Despite this, Descartes argued that the faculties could not be a reliable source of information, since they occasionally provided false information. Additionally, since the actuality of suggestions based on sense is typically probabilistic, the recommendations are improbable premises when they are used as arguments. In this paper, I will clarify Descartes’ claim that knowledge obtained solely through sensations cannot be believed and that the basis of all knowledge is instead what he claims to be.
In his final and widely read book, Passions of the Soul, Descartes describes how various bodily movements cause commotions and interests to emerge in the spirit. He begins by outlining a few objective truths regarding the relationship between the mind and body. The complete psyche is present throughout the body and in all its components, but the “pineal organ,” a small organ at the center of the brain, serves as its primary location (Descartes, 1649). On what he means by “the entire brain in the entire body and the entire in every one of its parts,” Descartes is not entirely clear (Descartes, 1649). However, in Descartes’ day, this was not a particularly inventive way to illustrate the connection between the spirit and the body. The main issue was that a human body needs the heart to be truly human—a living human body as opposed to a corpse. Given Descartes’ illogical use of this expression, it becomes difficult to believe that he did so in the same way as his contemporaries.
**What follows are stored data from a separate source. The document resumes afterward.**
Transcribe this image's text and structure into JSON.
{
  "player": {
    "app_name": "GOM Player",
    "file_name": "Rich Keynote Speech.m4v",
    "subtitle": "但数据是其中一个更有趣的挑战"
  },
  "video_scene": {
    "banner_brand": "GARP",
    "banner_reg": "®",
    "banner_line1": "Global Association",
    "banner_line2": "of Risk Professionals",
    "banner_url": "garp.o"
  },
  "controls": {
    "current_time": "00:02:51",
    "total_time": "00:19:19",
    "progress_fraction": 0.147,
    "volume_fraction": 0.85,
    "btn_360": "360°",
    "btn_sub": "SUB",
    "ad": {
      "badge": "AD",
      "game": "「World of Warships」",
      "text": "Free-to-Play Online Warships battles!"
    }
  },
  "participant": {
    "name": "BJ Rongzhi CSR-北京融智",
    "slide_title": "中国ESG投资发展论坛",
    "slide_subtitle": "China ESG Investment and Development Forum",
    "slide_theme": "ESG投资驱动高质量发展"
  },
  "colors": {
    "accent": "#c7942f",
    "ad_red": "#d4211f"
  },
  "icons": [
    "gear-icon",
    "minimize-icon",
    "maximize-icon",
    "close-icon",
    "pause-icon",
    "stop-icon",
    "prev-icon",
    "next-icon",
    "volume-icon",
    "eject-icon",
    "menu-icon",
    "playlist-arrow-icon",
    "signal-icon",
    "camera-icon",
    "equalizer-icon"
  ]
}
Descartes continues, adding that all feelings depend on the nerves, which emerge as tiny filaments enclosed in tube-like films from the brain to the body’s outermost extremities. The “creature spirits” are the extremely fine materials these filaments skim (Descartes, 1649). This enables the strands to move freely, causing even the slightest movement anywhere in the body to result in growth in the area of the brain where the fiber is linked. Hence, strictly speaking, when a toe is struck, the pain only affects the mind, not the foot.
The human mind has intricate patterns and complicated ways of working. Finally, he discovered that describing one in terms of the other was impossible. The fact that the two could be defined independently of one another was sufficient for Descartes to treat them as separate things because he described a substance as something that does not depend on anything else for its existence.
References
Descartes, R. (1649). Part I. About the passions in general, and incidentally about the entire nature of man. In S. H. Voss (transl.) The passions of the soul (pp.18-49). Hackett Publishing Company, Inc.